Ryan Reynolds
"Deadpool" actor Ryan Reynolds, pictured here at SiriusXM's Entertainment Weekly Radio Special on Wednesday, Feb. 10, 2016, in New York, said he tried to warn producers that they were screwing up the character in "X-Men Origins: Wolverine." Getty Images

Any “Deadpool” fan knows that the character’s first outing on the big screen in “X-Men Origins: Wolverine” wasn’t exactly what comic book fans were hoping for. Now, with the 2016 standalone movie poised to rectify all mistakes, actor Ryan Reynolds is getting candid about his previous foray into the part of Wade Wilson.

Speaking to Entertainment Weekly’s radio show on SiriusXM, the actor shared some pretty shocking details about “Origins” and what exactly went wrong. For starters, the film took the infamous "merc with a mouth" and promptly sewed that mouth shut. His trademark red suit never made it on screen, and the character’s only saving grace was the brief time that Reynolds could ad-lib lines at the beginning of the movie. Because the movie was written during the 2007 Writers Guild of America strike, the actor says he wrote or improvised almost everything Wade said before getting sewed up.

“If you watch the movie, you’ll see it’s partly me playing it and then I said, ‘I can’t do this,’” Reynolds confessed. “Then they have another actor playing it. So you see in the movie that it’s me with my shirt off and my mouth sewn shut and I look a little bit more like Dick Van Dyke next to the new guy, who is like 20 pounds more muscle than me and just this huge martial arts guy.”

As Reynolds tells the story, he was attached to a standalone Deadpool movie at the time that got scrapped.
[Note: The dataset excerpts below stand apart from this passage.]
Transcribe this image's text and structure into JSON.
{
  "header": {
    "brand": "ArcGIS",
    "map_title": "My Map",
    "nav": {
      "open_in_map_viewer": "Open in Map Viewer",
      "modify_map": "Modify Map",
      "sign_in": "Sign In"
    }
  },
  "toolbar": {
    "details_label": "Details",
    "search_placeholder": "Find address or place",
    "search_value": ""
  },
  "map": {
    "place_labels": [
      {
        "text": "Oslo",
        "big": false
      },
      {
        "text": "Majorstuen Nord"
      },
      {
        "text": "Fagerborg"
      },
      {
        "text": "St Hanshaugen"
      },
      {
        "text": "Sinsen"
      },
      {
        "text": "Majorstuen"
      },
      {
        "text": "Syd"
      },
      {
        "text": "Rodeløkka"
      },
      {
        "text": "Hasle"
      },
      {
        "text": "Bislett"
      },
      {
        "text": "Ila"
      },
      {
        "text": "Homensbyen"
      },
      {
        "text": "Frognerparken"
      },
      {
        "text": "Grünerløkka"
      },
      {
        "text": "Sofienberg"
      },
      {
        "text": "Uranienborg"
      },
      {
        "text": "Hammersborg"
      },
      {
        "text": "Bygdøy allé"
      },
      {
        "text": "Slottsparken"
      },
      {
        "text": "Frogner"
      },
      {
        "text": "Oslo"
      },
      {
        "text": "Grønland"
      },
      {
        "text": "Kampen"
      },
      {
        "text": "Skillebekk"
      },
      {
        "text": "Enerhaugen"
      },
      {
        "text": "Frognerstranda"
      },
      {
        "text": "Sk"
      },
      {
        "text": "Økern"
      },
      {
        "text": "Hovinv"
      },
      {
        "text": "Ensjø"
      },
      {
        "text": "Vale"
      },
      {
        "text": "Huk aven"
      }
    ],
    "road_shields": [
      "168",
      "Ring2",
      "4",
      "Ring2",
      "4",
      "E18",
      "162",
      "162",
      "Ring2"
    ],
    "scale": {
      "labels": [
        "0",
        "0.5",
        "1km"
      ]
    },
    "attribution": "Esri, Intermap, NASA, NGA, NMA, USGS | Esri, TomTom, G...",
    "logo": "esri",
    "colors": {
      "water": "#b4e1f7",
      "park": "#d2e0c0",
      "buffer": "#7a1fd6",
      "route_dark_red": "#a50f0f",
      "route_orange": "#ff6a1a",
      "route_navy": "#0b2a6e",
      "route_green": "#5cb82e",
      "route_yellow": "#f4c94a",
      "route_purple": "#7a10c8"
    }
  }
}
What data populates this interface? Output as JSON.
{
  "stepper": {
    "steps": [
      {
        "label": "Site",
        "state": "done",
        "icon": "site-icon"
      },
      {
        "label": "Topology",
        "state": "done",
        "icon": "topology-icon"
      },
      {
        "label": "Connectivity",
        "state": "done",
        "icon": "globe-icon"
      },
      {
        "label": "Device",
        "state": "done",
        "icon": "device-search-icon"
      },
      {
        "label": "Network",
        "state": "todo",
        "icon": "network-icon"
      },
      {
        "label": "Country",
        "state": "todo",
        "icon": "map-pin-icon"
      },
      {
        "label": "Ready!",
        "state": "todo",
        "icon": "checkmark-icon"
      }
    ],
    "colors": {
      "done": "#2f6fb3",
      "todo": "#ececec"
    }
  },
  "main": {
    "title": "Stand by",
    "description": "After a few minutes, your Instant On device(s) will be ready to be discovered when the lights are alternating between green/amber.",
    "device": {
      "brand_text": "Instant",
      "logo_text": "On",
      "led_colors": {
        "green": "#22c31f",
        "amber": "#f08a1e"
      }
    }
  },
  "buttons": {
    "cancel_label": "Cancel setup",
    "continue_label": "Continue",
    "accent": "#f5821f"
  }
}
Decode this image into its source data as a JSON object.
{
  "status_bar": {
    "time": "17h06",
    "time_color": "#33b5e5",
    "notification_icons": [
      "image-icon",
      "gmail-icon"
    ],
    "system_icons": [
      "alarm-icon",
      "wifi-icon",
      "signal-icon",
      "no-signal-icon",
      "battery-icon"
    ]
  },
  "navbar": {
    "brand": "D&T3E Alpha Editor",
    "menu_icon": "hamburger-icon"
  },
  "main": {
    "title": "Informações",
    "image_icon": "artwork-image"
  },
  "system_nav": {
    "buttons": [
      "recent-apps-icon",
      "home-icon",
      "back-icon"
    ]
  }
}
When “Origins” became the only Wade Wilson role out there, he reluctantly signed on to the cameo part while filming the movie "The Proposal." At the time, he says he warned producers that comic book fans were going to hate the changes they were making to the character — which they did.

“The movie was very successful,” he said. “But the Deadpool part they didn’t like at all. Oh god, I remember getting a call from that same executive who said ‘can you fly back and reshoot some stuff?’ and I’m like ‘I’m shooting another movie, I can’t!’”

It all worked out in the end as Reynolds got to finally make the “Deadpool” film fans always wanted. As CinemaBlend notes, 20th Century Fox appears to be in on the joke, apparently letting the writers not only separate Deadpool from the version previously established in its "X-Men" universe, but comment on his “Origins” role as well. Although the film won’t be released until Friday, a promotional video in which Deadpool celebrates Australia Day already saw the "merc with a mouth" address his role in “Origins,” calling it “a career low” for him.

To see the actor’s best attempt at pleasing the comic book fans, one only needs to go out and see “Deadpool” when it hits theaters this Friday.